Submitted to: AgriRXiv
Publication Type: Pre-print Publication
Publication Acceptance Date: 11/15/2020
Publication Date: 11/16/2020
Citation: Benitez, M.S., Ewing, P.M., Osborne, S.L., Lehman, R.M. 2020. Rhizosphere microbial communities predict positive effects of diverse crop rotations on corn and soybean performance: microbiome explain benefits of diverse rotations. AgriRXiv. Preprint. https://doi.org/10.31220/agriRxiv.2020.00023.

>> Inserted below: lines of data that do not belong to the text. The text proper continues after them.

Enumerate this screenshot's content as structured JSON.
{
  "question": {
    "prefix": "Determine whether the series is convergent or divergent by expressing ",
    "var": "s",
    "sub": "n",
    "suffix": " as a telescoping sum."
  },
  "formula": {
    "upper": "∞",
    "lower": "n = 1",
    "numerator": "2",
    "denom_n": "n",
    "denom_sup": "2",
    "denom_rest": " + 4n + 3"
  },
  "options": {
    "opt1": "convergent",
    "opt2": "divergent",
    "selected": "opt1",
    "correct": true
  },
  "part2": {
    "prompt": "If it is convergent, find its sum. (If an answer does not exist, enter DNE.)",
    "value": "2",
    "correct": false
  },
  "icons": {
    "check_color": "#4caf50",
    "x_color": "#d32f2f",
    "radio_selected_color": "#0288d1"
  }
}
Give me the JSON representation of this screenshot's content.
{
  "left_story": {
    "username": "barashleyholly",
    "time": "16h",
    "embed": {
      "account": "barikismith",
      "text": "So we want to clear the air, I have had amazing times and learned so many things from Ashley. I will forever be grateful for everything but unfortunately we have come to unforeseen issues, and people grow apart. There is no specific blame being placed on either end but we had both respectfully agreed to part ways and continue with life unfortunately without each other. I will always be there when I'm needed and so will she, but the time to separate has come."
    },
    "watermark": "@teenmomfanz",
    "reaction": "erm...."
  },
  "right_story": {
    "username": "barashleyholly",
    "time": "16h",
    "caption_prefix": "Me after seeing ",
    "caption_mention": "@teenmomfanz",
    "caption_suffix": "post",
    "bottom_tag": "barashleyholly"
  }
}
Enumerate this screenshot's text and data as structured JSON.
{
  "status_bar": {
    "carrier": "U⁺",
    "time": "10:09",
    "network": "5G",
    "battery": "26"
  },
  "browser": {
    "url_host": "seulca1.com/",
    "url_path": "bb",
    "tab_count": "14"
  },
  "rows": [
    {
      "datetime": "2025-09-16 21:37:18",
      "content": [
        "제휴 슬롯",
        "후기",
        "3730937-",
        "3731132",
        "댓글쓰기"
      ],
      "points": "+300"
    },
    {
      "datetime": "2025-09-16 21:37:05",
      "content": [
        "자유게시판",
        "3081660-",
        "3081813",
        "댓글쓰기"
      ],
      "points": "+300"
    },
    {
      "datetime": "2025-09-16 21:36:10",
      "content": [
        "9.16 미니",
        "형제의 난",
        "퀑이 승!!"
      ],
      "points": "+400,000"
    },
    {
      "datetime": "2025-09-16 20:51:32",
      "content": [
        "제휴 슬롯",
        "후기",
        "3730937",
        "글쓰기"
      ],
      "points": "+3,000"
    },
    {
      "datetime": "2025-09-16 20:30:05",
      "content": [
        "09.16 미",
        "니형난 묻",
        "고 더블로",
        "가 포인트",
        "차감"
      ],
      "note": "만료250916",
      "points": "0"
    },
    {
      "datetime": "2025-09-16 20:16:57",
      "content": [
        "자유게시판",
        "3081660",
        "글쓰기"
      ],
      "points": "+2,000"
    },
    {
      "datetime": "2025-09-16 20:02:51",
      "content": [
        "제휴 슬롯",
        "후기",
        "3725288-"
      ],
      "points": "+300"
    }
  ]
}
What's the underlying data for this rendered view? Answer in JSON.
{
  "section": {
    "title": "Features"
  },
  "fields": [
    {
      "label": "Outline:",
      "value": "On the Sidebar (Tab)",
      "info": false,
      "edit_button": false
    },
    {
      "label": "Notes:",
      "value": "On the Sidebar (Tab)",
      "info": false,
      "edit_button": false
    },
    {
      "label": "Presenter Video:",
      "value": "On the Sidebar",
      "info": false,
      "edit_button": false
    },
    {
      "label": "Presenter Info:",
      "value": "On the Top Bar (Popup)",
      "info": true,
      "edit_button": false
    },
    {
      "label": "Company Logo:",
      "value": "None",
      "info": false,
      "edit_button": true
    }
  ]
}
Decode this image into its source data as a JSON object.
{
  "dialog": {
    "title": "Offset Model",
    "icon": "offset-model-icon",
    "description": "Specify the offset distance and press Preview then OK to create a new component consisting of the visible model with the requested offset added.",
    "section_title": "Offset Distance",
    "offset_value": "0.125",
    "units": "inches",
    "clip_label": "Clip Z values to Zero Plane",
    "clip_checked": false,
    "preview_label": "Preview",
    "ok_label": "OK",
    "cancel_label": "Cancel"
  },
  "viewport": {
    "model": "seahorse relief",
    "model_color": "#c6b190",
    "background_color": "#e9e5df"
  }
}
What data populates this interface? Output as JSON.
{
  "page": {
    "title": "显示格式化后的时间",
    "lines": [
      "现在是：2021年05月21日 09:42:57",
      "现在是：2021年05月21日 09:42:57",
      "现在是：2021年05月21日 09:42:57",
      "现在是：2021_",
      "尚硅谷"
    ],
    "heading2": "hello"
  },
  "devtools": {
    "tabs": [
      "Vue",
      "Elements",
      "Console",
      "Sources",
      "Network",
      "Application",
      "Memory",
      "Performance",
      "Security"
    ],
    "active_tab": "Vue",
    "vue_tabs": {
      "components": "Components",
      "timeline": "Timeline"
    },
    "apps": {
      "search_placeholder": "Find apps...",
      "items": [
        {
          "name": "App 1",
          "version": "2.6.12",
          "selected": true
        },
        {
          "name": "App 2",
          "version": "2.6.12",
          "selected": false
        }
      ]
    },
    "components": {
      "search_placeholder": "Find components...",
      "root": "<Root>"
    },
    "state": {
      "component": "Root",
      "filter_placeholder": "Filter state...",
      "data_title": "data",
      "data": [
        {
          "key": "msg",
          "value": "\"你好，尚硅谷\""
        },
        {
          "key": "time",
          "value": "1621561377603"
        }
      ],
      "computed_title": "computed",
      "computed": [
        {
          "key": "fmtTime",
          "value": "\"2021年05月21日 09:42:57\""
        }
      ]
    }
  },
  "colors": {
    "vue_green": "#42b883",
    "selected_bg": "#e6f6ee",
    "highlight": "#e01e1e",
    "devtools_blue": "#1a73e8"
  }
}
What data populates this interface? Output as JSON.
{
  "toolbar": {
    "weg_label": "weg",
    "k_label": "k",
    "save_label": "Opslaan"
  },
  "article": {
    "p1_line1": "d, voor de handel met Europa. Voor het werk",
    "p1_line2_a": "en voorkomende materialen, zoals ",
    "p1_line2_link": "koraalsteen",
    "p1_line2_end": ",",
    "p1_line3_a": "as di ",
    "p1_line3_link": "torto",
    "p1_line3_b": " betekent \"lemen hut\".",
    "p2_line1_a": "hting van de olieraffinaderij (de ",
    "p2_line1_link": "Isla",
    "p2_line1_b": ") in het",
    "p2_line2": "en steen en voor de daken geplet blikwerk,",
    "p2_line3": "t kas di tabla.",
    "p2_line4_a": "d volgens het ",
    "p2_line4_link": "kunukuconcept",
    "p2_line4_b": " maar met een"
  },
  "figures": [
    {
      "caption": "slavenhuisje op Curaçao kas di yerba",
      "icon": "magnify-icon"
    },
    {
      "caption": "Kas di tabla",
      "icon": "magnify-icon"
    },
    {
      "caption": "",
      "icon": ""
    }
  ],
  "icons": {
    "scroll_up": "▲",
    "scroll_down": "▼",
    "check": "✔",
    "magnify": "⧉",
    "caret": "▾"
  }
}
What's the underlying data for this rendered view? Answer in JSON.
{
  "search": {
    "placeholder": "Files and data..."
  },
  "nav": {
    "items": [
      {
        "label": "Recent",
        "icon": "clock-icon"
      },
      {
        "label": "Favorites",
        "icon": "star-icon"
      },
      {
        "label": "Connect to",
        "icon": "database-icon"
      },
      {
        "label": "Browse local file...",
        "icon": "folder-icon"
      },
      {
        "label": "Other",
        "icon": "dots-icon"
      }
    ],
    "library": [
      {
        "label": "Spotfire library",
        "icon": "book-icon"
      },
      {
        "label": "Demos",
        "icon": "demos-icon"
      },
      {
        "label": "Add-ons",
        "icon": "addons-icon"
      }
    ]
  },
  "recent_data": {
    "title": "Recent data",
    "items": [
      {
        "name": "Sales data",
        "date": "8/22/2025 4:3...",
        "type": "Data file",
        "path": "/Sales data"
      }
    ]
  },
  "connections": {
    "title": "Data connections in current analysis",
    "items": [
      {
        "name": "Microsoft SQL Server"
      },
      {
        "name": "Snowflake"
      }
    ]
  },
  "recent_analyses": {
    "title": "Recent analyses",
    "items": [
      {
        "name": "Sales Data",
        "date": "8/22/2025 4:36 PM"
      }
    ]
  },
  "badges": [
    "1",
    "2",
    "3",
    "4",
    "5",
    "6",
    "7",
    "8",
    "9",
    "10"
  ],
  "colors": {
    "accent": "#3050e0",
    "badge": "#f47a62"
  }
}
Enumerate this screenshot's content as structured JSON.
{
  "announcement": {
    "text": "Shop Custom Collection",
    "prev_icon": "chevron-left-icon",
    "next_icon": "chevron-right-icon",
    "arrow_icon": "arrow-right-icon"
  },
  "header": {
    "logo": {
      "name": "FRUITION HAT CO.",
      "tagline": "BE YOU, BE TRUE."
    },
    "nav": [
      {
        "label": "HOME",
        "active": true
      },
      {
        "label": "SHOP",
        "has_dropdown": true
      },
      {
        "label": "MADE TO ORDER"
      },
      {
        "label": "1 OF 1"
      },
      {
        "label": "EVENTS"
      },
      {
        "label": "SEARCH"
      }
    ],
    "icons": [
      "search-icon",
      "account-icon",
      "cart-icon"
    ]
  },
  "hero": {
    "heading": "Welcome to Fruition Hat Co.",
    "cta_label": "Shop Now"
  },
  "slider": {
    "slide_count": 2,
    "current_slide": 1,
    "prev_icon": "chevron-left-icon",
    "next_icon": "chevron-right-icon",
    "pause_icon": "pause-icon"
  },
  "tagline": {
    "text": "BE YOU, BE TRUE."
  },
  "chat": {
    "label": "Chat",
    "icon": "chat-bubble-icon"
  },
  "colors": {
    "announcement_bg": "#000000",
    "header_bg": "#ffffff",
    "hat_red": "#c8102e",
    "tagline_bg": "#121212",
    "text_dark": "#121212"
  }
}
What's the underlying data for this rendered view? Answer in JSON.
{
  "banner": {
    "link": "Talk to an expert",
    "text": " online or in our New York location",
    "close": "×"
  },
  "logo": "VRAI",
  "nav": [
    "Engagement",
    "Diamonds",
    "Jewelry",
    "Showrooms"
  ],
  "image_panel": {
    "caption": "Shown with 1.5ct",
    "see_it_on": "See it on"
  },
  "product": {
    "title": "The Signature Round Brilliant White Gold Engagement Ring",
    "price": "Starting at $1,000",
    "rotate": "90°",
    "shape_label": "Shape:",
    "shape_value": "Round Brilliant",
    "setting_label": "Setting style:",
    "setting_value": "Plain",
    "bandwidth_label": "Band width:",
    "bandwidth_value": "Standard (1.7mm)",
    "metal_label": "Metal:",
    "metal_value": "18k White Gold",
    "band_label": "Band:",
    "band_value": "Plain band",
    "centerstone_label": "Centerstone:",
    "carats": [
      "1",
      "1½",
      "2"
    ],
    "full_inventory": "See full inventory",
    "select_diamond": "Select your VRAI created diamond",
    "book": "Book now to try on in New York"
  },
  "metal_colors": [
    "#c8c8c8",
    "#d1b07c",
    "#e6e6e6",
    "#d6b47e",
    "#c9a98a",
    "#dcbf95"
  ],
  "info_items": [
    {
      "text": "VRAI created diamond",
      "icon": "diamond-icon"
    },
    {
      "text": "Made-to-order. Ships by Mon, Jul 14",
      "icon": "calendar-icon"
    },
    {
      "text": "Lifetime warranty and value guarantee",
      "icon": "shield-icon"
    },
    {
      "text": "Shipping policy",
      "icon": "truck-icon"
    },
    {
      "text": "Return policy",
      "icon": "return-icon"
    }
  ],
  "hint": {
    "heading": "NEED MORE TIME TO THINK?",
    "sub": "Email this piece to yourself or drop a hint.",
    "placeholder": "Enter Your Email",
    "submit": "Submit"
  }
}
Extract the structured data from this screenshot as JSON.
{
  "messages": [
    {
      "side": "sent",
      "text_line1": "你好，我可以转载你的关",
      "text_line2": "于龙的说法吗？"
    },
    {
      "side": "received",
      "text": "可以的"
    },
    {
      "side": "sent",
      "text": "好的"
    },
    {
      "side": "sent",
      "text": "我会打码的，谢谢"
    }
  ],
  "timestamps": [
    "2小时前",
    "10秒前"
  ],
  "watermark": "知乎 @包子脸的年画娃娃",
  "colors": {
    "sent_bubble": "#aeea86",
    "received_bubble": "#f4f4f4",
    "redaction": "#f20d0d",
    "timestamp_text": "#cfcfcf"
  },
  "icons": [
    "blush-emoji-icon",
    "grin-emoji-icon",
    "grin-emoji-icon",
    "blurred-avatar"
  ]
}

DOI: https://doi.org/10.31220/agriRxiv.2020.00023

Interpretive Summary:

Technical Abstract: In agricultural systems, crop rotation diversity influences soil microbial communities and often increases crop productivity. Yet the specific contributions of microorganisms to crop rotation benefits are unknown. We studied corn (Zea mays L.) and soybean (Glycine max L.) within a two-year corn-soybean rotation and four, four-year, four-crop rotations with varying crop sequences. We hypothesized that rhizosphere microbial communities would predict crop productivity contingent on rotation diversity and previous crop legacy. Sampling at seedling and flowering stages, we assessed rhizosphere bacterial and fungal communities, plant tissue nutrients, aboveground biomass, and yield. Rhizosphere communities varied with rotation diversity and previous crop legacy. Concurrently, corn and soybean yield and biomasses were larger in more diverse rotations and with different crop legacies, but not tissue nutrients. Fungal communities predicted the suppression of corn seedlings when following soybean, and soybean seedlings when following corn, independently of rotation effects. This fungal effect ultimately predicted suppressed corn yield in the corn-soybean rotation, while in more diverse rotations, bacterial communities predicted corn would fully recover from a soybean legacy by flowering. These results suggest that corn-soybean rotations select for yield-suppressive microbial communities and highlight a microbial mechanism behind the benefits of diverse rotations.